Friday, July 27, 2012

TABC to Deploy Apps vs. to Excessive, Underage Drinking


Texas Alcoholic Beverage Commission (TABC) is set to put a damper on traditional alcohol-fueled revelry on Texas beaches this spring break, but parents and the public in general aren't complaining. The potential showstoppers (for college students, at least) are two apps being developed for the TABC: an app that will help alcohol-imbibing users to gauge their motor skills; and an app that will allow anyone to file a complaint with the TABC against an establishment suspected either of serving alcohol to a minor or of over-serving alcohol.

Of course, consumers and the public have long benefited from TABC certification, alcohol server certification, and alcohol training, industry initiatives that have protected the community against the consequences of alcohol abuse.

“Our focus is on risk-based enforcement,” clarified TABC spokeswoman Carolyn Beck. “We’re looking for the sources, not just combing the beach for random people drinking.”
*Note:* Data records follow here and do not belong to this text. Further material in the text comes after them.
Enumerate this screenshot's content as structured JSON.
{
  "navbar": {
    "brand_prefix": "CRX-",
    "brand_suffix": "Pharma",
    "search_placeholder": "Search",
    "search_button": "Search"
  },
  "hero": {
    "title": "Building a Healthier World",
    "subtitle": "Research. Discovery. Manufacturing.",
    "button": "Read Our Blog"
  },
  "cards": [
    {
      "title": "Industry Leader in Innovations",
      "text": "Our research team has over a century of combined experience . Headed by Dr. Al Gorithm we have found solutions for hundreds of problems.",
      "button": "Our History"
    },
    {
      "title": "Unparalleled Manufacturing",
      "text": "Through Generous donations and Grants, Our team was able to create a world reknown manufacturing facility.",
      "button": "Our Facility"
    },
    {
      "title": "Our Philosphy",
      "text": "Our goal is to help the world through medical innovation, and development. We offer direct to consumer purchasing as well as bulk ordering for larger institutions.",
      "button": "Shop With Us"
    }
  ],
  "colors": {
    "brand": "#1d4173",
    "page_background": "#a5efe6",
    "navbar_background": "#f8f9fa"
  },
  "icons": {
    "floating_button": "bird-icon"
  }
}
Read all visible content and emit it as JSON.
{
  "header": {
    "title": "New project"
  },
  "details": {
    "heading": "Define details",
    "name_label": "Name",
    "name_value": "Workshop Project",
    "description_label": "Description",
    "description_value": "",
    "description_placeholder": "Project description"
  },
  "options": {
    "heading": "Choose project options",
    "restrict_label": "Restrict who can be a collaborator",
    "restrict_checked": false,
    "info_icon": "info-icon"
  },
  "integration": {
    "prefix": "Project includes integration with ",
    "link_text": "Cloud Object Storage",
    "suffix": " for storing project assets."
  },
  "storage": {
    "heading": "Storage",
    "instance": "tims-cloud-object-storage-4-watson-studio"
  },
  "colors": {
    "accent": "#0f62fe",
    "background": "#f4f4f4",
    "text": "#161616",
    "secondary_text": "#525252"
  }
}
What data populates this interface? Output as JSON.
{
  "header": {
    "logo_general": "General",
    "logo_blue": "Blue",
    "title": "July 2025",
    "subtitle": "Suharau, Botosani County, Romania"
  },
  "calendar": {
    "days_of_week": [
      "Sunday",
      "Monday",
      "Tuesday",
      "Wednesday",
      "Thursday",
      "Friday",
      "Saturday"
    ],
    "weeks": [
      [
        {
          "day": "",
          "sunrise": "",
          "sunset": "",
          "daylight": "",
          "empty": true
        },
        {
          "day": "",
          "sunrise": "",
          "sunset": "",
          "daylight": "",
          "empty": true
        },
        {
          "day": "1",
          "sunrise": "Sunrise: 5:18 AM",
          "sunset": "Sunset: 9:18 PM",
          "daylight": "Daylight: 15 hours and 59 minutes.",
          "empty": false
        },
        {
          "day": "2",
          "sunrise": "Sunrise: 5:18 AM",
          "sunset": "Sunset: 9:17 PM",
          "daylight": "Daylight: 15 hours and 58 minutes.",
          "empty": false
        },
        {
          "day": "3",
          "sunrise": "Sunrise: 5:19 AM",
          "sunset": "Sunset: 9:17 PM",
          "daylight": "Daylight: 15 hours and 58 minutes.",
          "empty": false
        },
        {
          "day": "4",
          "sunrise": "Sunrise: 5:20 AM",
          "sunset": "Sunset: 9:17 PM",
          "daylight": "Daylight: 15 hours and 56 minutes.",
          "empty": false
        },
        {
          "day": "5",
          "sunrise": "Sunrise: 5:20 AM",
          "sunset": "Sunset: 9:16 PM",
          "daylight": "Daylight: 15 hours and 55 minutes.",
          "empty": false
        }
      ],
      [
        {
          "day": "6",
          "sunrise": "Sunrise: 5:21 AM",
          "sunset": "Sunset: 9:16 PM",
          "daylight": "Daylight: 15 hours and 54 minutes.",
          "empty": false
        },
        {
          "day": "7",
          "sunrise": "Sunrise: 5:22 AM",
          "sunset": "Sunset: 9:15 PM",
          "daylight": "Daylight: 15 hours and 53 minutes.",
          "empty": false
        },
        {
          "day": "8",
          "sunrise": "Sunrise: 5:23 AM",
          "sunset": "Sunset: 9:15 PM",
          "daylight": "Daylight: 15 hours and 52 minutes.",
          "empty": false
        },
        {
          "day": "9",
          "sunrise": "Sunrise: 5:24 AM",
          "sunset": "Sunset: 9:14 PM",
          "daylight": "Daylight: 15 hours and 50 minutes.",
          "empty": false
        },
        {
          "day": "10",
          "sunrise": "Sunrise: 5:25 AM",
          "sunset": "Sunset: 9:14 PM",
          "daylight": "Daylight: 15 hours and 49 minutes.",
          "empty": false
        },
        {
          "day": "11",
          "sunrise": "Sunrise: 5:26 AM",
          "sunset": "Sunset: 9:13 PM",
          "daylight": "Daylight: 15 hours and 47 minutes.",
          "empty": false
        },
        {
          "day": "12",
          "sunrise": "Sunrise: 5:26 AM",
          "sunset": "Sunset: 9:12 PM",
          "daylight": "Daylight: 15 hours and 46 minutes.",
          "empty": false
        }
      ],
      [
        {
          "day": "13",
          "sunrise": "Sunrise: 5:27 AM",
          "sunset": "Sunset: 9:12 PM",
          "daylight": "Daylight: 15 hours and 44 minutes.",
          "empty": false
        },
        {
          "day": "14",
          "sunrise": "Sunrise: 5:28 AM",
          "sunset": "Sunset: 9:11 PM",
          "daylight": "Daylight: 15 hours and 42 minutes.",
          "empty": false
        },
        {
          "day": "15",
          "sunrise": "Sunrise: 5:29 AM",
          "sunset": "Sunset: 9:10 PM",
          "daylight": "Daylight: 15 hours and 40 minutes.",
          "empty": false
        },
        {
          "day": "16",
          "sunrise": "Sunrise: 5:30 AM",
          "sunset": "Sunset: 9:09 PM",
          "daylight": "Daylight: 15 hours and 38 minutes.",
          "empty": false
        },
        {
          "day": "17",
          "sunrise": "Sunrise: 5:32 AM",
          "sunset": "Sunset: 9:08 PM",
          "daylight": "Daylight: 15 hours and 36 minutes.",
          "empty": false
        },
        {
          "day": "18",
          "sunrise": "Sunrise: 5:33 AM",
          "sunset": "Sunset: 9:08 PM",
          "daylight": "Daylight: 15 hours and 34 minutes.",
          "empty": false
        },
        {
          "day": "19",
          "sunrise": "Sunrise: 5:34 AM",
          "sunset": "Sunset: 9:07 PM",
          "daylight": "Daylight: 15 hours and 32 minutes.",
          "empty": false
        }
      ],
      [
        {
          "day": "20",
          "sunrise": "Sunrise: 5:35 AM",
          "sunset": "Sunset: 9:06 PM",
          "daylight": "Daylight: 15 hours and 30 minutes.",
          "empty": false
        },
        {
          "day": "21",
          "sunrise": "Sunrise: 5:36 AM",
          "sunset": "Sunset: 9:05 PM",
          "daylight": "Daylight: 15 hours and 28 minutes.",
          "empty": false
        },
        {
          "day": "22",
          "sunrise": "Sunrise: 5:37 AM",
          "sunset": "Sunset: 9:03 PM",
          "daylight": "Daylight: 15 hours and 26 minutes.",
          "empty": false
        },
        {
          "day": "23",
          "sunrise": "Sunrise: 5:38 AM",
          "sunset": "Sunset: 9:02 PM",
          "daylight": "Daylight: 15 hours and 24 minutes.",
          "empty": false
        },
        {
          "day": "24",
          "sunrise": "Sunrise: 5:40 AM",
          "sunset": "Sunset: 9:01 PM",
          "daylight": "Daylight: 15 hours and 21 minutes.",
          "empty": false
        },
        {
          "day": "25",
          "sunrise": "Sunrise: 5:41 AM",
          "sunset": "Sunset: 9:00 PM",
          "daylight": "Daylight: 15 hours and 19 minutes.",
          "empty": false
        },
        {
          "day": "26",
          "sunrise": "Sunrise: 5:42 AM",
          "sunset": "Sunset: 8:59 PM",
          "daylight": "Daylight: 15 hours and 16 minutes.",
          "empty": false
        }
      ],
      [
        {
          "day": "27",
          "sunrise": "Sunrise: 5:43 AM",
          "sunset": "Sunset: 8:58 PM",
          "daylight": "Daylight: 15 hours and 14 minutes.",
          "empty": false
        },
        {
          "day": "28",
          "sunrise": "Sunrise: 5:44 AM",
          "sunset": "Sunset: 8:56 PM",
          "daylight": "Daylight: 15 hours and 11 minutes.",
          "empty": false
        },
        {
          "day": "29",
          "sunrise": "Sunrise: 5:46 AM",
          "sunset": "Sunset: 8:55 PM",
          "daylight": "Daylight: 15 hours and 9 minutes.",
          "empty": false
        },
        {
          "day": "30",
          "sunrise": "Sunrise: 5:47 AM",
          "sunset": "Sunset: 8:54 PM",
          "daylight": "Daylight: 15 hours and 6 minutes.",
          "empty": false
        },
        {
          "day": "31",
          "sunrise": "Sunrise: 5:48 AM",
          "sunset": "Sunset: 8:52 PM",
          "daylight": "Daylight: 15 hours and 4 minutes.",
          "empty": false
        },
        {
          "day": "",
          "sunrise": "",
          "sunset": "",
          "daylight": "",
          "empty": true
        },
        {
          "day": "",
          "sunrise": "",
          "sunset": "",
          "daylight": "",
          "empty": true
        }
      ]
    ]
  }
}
The governor’s office’s criminal justice division is providing funds for the development of the apps—a two-year grant totaling $430,000. It represents the largest spring-break-related grant that TABC has received. TABC said that as of Jan. 31, it had spent $155,800 on development, on distribution of educational materials, and on funding enforcement efforts. “We’re always trying to balance public safety and public service,” 

“You can apply it specifically to spring break because the local economy depends upon that influx of consumers, and to keep that influx you have to keep it safe and fun.”